Justice Richard Niall QC, a judge of the Supreme Court of Appeal, addressed the relationship between our courts and social media in the annual Newman Lecture.
With over 25 years’ experience in the legal profession, ranging from being a lawyer to the Solicitor-General, Niall asserts whilst social media presents risks to the traditional values of our courts, there are ‘ultimately more opportunities than there are challenges.’
Since 1981, the Newman Lecture series has been a major annual event on the College calendar. The series provides a prominent Australia the opportunity to share his or her views on aspects of our society- with past topics discussing cultural, political, moral and religious life.
Niall says there are 3 values critical to the successful operation of our courts.
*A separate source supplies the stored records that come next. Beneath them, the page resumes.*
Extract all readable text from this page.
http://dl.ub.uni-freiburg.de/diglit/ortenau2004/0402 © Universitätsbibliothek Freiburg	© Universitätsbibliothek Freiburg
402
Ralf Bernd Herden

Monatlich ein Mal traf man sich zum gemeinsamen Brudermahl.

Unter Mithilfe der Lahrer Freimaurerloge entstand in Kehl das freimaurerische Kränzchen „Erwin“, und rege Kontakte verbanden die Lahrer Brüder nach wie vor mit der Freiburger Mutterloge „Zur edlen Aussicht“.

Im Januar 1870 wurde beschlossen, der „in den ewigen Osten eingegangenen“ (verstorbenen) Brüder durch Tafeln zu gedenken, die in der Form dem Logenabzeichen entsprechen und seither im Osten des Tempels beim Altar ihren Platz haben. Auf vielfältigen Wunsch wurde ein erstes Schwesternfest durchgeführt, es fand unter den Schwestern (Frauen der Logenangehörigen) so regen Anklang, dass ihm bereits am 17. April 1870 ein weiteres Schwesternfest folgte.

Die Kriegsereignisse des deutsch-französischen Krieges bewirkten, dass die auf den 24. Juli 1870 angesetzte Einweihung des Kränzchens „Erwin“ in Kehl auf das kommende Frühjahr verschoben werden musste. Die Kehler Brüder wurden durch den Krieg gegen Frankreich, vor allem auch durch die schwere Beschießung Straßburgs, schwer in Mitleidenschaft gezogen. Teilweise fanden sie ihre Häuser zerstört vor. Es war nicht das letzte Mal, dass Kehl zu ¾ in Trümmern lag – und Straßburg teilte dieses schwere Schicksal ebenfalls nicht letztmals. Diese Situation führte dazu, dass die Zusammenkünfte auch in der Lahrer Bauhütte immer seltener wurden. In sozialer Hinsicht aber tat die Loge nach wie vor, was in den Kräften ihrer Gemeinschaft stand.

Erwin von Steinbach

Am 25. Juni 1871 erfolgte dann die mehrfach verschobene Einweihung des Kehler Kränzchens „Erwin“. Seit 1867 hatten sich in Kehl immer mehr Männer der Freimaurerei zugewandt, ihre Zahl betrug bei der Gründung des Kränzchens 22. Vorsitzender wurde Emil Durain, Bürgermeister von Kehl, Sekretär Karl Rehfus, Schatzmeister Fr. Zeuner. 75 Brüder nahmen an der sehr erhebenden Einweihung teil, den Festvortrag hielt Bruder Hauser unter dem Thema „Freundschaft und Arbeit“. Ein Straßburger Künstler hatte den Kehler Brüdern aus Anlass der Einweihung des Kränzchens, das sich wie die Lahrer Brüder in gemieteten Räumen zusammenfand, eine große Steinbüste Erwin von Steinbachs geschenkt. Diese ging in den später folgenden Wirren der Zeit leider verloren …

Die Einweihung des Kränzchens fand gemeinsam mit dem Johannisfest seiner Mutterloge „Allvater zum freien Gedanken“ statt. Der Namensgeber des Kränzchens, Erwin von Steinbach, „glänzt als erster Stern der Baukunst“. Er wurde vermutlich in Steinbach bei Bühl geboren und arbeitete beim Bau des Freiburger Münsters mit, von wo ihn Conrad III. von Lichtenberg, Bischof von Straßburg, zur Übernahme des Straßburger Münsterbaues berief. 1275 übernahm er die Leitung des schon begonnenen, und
These values include the exercise of public power, court’s need to be both accountable and independent, and lastly, the courts’ interaction with social media.
The lecture opened a discussion about the future of our justice system due to focusing on modern society’s interaction with the media has.
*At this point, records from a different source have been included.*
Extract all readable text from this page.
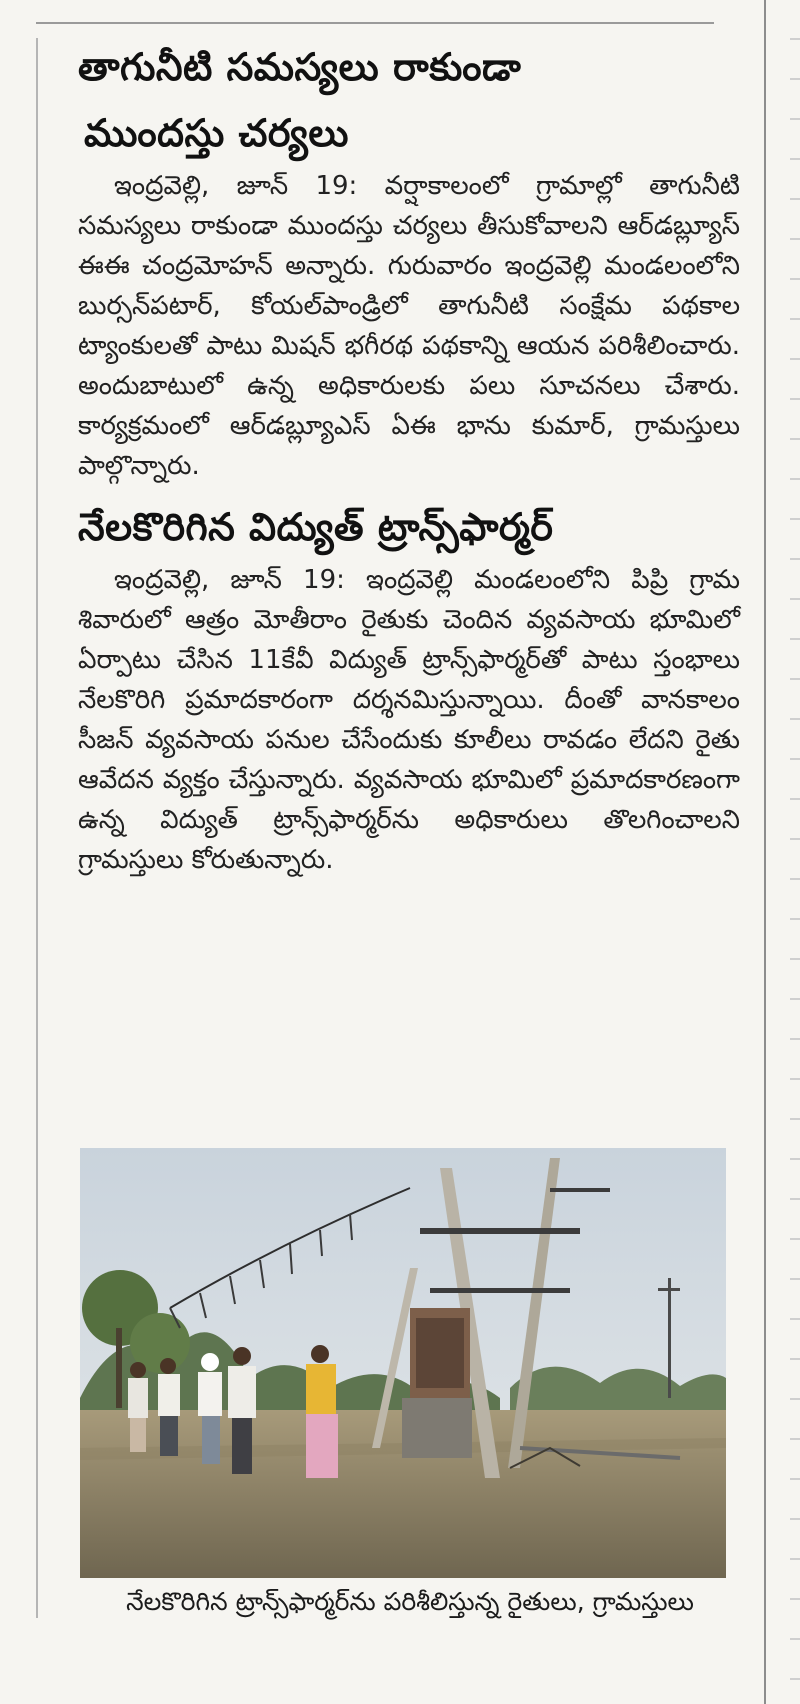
తాగునీటి సమస్యలు రాకుండా
ముందస్తు చర్యలు

ఇంద్రవెల్లి, జూన్ 19: వర్షాకాలంలో గ్రామాల్లో తాగునీటి సమస్యలు రాకుండా ముందస్తు చర్యలు తీసుకోవాలని ఆర్‌డబ్ల్యూస్ ఈఈ చంద్రమోహన్ అన్నారు. గురువారం ఇంద్రవెల్లి మండలంలోని బుర్సన్‌పటార్, కోయల్‌పాండ్రిలో తాగునీటి సంక్షేమ పథకాల ట్యాంకులతో పాటు మిషన్ భగీరథ పథకాన్ని ఆయన పరిశీలించారు. అందుబాటులో ఉన్న అధికారులకు పలు సూచనలు చేశారు. కార్యక్రమంలో ఆర్‌డబ్ల్యూఎస్ ఏఈ భాను కుమార్, గ్రామస్తులు పాల్గొన్నారు.

నేలకొరిగిన విద్యుత్ ట్రాన్స్‌ఫార్మర్

ఇంద్రవెల్లి, జూన్ 19: ఇంద్రవెల్లి మండలంలోని పిప్రి గ్రామ శివారులో ఆత్రం మోతీరాం రైతుకు చెందిన వ్యవసాయ భూమిలో ఏర్పాటు చేసిన 11కేవీ విద్యుత్ ట్రాన్స్‌ఫార్మర్‌తో పాటు స్తంభాలు నేలకొరిగి ప్రమాదకారంగా దర్శనమిస్తున్నాయి. దీంతో వానకాలం సీజన్ వ్యవసాయ పనుల చేసేందుకు కూలీలు రావడం లేదని రైతు ఆవేదన వ్యక్తం చేస్తున్నారు. వ్యవసాయ భూమిలో ప్రమాదకారణంగా ఉన్న విద్యుత్ ట్రాన్స్‌ఫార్మర్‌ను అధికారులు తొలగించాలని గ్రామస్తులు కోరుతున్నారు.

నేలకొరిగిన ట్రాన్స్‌ఫార్మర్‌ను పరిశీలిస్తున్న రైతులు, గ్రామస్తులు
Throughout the night, Niall mentioned three main issues that have arose due to the dominance of social media in today’s society. Social media risks undermining the decision-making process, it is a popular medium for public criticism of judges’ decisions, and it has turned local court issues into global debates.
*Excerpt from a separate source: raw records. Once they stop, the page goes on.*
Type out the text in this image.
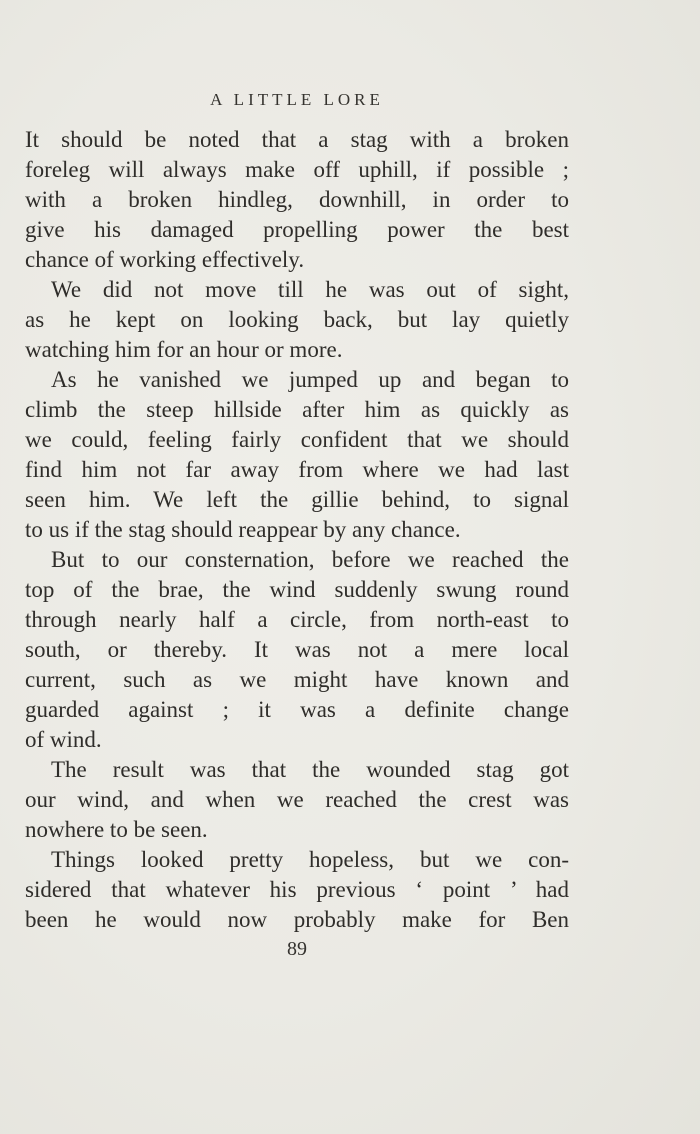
A LITTLE LORE
It should be noted that a stag with a broken
foreleg will always make off uphill, if possible ;
with a broken hindleg, downhill, in order to
give his damaged propelling power the best
chance of working effectively.
We did not move till he was out of sight,
as he kept on looking back, but lay quietly
watching him for an hour or more.
As he vanished we jumped up and began to
climb the steep hillside after him as quickly as
we could, feeling fairly confident that we should
find him not far away from where we had last
seen him. We left the gillie behind, to signal
to us if the stag should reappear by any chance.
But to our consternation, before we reached the
top of the brae, the wind suddenly swung round
through nearly half a circle, from north-east to
south, or thereby. It was not a mere local
current, such as we might have known and
guarded against ; it was a definite change
of wind.
The result was that the wounded stag got
our wind, and when we reached the crest was
nowhere to be seen.
Things looked pretty hopeless, but we con-
sidered that whatever his previous ‘ point ’ had
been he would now probably make for Ben
89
Niall makes a point of accentuating the need to examine both the positives and the negatives of social media. While it ‘challenges the way courts make decisions and their authority’ in the community, it further facilitates communication between our courts and the community.
Following on from this point, the relationship between an open courtroom and educating the public is an important discussion point in regards to the Australian legal system.
With most of our cases being tried in open court, there are ‘no secrets and no mysteries’ about the ins and outs of the decision-making process- open courtroom creates an environment that ‘favours balance and reason.’
Niall states that the media is a primary a means for accessing information about the world around us. But further, it is a medium responsible for enforcing accountability and educating our community.
Enabling the public access to information about not just final decisions, but why these decisions have been reached, gives us the ability to ‘understand the decisions that are at play in the case, without the filter applied by the media.’
The need to educate the public is paramount in the activities of the court. With this is in mind, the Supreme Court of Australia has launched its own podcast series, Gertie’s Law.
With ‘over 120,000 downloads…in 117 countries,’ Gertie’s Law has been a popular tool in provideing a deeper insight into misunderstood or complex areas of the Court’s work. The podcast has covered topics ranging from mental health to sentencing to the criminal trial process.
Concluding with an optimistic tone, Niall says ‘we will see how [the repercussions of social media] unfolds’ in the years to come.